A marathon for the friars!
Joseph Peck has volunteered to run a marathon this Easter for the friars’ Training Fund Appeal. Here he tells us why.
“I am going to run the Paris Marathon on April 7th to raise funds for the training of English Dominicans. I first met a member of the order when I was just nineteen years old, and embarking on my first pilgrimage with Student Cross. This man had a warm smile, a ready ear, and was eager to listen, share, teach, and learn with me as I started to ask the first serious questions of my faith, my life and who ‘I’ was. I won’t embarrass him here by naming him, but throughout my university life, I considered him to be an exceptional priest, and a great man. I sought him out in crisis, and he was always there. Now, at twenty-eight, living and working in Paris, and recently engaged, I find myself turning to him again in order to help me reflect and prepare for my upcoming marriage.

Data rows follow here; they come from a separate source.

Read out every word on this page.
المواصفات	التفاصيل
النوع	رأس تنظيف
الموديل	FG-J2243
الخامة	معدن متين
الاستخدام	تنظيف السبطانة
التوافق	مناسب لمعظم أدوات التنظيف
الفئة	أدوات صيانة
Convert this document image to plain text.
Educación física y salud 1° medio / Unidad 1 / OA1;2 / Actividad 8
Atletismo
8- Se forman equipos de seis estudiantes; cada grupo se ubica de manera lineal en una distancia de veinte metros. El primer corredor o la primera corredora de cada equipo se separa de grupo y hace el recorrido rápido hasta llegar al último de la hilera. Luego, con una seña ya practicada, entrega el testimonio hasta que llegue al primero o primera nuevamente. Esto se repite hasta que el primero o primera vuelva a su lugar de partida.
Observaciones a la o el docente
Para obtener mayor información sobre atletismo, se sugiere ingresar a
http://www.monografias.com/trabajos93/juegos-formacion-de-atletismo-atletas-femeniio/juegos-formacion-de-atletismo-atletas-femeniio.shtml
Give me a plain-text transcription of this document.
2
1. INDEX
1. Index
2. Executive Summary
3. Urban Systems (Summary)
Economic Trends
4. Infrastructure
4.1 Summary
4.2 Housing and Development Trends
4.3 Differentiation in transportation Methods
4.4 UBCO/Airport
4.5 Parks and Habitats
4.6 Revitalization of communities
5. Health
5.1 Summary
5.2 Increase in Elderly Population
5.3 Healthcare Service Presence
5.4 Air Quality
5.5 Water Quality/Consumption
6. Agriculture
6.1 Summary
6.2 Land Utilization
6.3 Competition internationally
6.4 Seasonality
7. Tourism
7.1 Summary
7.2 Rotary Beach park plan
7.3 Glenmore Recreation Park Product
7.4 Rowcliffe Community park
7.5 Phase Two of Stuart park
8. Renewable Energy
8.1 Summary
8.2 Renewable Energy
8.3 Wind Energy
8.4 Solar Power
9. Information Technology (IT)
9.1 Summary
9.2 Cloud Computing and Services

“As a twenty (and then twenty-two) -year-old, I spent a total of 11 months in Kenya, living with the Poor Clares of Myanga. I was born into a Poor Clare parish, and I found Myanga an ideal place to help in local schools, and work on building homes for the most needy – the elderly, sick, and single mothers. Here, too, I came across Dominicans from Kenya and North America. The Novice Master of the Province of St Joseph (USA), Fr Benedict, once said to me that “priests being parents certainly wasn’t in the job description”. Yet, these friars saw the cries for hope, faith and love in an area ravaged by HIV, and set up an orphanage and school. They were Good Samaritans to so many. These men took on the role of older brother, father, mother, friend to hundreds of children, working miracles daily through their resolve to carry on, and an ever-growing love for God and Man. The friars put their own lives at risk by turning their compound into a refuge for people fleeing the election violence of 2007.
“I have often heard the phrase; “Once you meet one Dominican, you have only met one Dominican”. It’s true. They are so diverse, and so, too, is their work. From teaching at Oxford University, to trying to the heal wounds of prisoners, to running an orphanage in a hilltop village outside Kisumu, Kenya. There is no way to label all these men with the same description. And yet they are all alike. The English Province worked for many years in S. Africa; it has its mission in the Caribbean. Moreover, the friars all have that openness to truth, both learning and teaching it. They share that surrender to the Gospel and Christ. Both in word and deed.
“The friars’ appeal fills me with hope for the Church. Often, I hear appeals for retired priests, and for sick priests, and the elderly. This is the first time I can recall hearing an appeal for the next generation of young men looking to offer themselves to Christ in such a special way. These young men currently in formation, and those following, will be the next generation who can give what I received from others. They will be the friends, the teachers, the priests, the listeners and the preachers. And for that I ask for your support.”